With a GDP of nearly 90 billion dollars, a Focus Economics report brief indicates Angola’s per capita rate hovers around or above $3000 USD.  Oddly enough, the economy saw its greatest growth in 2014, and massive deceleration in 2015 when it secured a major 600-million-dollar Word Bank Loan.  Angola was the second largest oil producing nation in sub-Saharan Africa and third largest economy in 2015.  While much has been blamed on mismanagement and political turmoil, when oil prices drop in 2015, the event sent an unexpected shock wave through oil producing sub-Saharan states like Angola and Nigeria.

Unfortunately, in financial downturns many citizens in limited-industry nations find fault with local and national government leaders.  A common staple term among Nigerians was the dreaded “Buhari Period” when Nigeria’s president sought to weather a thin economy through tough austerity measures.

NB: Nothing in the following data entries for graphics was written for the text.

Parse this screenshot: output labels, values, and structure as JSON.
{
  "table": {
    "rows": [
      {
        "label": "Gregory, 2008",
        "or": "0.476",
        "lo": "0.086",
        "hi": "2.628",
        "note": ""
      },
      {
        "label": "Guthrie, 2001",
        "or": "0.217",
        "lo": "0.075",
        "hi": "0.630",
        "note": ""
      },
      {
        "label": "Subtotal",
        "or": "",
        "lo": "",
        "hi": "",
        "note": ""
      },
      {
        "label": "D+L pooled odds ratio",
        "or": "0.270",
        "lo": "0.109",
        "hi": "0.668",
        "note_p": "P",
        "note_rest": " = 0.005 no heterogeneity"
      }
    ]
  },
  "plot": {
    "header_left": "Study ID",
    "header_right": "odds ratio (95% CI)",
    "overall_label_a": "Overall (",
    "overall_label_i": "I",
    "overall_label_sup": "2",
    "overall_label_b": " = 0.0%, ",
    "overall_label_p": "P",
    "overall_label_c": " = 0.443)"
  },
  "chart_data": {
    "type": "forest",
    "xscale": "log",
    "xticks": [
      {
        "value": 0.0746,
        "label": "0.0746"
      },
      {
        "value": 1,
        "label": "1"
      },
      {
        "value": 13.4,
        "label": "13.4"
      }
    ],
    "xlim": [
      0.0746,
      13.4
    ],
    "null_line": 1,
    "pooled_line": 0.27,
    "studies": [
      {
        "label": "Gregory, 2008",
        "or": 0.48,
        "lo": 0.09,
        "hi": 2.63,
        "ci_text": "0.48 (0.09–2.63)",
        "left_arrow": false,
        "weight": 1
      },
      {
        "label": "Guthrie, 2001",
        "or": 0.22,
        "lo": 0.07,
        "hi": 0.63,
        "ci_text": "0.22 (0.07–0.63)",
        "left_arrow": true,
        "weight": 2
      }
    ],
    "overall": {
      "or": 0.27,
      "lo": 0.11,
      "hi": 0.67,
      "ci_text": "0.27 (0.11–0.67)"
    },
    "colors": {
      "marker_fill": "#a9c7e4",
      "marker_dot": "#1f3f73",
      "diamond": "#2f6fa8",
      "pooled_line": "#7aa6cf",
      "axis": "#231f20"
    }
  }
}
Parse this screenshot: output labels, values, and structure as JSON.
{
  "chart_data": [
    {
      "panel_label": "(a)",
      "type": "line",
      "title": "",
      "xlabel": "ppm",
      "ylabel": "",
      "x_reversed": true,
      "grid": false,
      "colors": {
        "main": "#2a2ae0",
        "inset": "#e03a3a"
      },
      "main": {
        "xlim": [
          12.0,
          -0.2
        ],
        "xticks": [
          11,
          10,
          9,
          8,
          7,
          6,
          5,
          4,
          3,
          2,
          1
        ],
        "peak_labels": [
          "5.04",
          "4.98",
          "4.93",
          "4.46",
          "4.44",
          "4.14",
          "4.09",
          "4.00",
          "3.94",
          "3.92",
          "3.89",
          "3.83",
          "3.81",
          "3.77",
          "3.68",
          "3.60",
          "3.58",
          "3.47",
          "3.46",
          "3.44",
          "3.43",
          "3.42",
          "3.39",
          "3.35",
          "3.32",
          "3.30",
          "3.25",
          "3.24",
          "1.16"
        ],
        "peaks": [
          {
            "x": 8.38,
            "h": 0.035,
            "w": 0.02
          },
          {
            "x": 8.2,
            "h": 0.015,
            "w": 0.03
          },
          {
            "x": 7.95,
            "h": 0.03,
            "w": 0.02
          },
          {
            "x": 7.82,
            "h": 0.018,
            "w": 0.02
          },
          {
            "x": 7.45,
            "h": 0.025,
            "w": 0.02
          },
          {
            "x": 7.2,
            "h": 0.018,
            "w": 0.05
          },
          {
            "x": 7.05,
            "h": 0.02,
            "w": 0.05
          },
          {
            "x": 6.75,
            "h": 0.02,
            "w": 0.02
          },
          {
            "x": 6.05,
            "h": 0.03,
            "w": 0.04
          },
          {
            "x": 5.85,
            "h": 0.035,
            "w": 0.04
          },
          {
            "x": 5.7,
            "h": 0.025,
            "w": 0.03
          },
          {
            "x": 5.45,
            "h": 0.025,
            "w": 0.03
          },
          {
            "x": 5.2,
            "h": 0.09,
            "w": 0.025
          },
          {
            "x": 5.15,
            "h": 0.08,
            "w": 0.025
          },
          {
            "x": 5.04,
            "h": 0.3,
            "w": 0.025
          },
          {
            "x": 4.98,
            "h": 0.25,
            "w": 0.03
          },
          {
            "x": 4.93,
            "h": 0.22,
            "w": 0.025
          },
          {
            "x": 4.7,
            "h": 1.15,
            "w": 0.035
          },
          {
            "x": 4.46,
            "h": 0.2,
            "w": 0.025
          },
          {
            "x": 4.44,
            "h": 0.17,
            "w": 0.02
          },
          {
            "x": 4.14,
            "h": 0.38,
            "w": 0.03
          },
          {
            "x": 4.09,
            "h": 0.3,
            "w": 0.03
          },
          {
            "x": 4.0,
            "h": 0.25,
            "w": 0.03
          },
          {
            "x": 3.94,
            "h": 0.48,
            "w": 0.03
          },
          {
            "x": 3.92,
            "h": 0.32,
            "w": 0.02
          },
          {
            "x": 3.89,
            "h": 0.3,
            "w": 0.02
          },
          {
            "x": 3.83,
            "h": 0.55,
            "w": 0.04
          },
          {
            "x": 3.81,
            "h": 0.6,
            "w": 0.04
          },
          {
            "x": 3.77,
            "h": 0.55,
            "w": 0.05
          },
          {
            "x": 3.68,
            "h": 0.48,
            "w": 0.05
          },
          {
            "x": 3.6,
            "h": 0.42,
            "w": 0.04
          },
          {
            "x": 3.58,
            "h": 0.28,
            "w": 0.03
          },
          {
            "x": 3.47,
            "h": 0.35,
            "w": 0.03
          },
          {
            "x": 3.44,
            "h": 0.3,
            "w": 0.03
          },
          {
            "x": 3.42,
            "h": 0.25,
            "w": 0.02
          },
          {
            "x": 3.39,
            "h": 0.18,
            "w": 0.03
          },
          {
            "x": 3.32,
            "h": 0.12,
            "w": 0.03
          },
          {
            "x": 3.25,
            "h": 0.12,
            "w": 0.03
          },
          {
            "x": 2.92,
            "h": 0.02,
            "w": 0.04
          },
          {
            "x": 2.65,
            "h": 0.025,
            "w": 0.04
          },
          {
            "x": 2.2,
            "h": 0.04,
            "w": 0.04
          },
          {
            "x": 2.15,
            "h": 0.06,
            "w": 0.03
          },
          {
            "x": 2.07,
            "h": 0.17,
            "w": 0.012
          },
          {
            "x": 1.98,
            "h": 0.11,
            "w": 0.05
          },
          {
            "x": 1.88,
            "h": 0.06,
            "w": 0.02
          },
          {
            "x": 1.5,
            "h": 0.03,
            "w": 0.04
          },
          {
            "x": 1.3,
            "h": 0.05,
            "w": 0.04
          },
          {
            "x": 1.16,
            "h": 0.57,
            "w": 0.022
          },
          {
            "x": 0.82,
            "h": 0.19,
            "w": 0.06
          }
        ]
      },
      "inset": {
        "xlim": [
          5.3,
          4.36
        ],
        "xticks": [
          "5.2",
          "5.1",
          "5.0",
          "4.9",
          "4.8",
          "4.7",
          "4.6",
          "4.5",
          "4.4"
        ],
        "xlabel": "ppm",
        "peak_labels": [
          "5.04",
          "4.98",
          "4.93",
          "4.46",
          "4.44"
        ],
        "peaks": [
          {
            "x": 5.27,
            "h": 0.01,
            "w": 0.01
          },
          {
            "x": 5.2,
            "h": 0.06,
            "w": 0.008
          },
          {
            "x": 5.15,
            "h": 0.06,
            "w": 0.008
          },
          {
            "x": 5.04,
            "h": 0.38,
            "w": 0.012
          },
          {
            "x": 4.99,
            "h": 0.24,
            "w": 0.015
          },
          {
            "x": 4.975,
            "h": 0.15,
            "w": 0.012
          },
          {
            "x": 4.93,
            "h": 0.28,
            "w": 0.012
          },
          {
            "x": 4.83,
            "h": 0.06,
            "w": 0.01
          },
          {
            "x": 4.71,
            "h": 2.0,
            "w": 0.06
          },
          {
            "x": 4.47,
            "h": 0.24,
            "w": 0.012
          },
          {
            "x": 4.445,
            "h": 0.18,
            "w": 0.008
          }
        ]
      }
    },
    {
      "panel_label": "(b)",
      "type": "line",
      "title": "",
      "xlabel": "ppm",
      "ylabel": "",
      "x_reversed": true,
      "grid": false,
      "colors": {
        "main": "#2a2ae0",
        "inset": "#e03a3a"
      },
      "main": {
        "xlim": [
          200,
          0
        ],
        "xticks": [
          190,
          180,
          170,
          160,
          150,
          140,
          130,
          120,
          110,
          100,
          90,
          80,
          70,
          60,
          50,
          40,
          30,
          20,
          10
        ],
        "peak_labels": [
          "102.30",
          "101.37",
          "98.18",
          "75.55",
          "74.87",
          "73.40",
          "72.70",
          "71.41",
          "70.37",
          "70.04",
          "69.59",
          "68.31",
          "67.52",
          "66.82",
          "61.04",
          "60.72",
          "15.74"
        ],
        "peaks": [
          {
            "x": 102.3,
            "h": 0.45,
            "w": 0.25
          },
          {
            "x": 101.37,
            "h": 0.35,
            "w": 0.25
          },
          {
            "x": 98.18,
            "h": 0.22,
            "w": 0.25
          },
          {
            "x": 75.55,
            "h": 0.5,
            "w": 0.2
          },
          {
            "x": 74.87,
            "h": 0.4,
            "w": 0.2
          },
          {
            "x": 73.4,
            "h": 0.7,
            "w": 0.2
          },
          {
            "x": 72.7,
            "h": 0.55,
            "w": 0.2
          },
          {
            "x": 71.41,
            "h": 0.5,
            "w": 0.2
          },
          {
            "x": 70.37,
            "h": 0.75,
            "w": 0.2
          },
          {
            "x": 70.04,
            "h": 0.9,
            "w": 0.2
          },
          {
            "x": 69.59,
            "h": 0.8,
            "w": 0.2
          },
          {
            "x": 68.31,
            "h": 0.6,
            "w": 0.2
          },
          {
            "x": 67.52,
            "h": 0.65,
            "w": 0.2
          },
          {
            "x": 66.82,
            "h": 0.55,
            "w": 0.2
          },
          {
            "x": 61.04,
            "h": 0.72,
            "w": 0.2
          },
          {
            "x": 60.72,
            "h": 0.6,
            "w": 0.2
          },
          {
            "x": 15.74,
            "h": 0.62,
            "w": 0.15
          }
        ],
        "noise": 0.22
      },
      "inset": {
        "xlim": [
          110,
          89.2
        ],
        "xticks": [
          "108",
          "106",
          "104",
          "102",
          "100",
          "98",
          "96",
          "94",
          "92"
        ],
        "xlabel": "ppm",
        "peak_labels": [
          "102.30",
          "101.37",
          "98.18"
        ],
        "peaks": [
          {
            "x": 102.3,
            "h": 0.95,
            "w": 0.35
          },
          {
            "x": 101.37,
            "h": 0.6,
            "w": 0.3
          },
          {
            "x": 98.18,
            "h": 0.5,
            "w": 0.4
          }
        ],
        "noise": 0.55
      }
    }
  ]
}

Angola has seen similar fortunes, in fact, its annual growth rate has continued to fall into negative numbers since 2015.  It now seeks to right itself by securing a new World Bank loan to diversify its local economy.

While foreign finance can be helpful, it is important to remember that over the past five years Angola has taken four loans totaling over a billion dollars from the World Bank.  It then begs the question whether loans from the IMF and the World Bank are the only ways in which African states are able to resuscitate its economy and create projects that build durability and sustainability into its local markets.

In the past, African states have borrowed heavily from the IMF and the World Bank.  But it is best to look at borrowing from a historical perspective to understand the World Bank’s largest borrowers.  India, Brazil and China have been its top borrowers, with the borrowing landscape shifting dramatically due to the Euro-zone crisis.  The IMF now lists its top three borrowers with amounts outstanding as Greece, Ukraine and Portugal.  In fact, in 2016 Angola didn’t borrow anything from the World Bank following its worst economic year in recent times.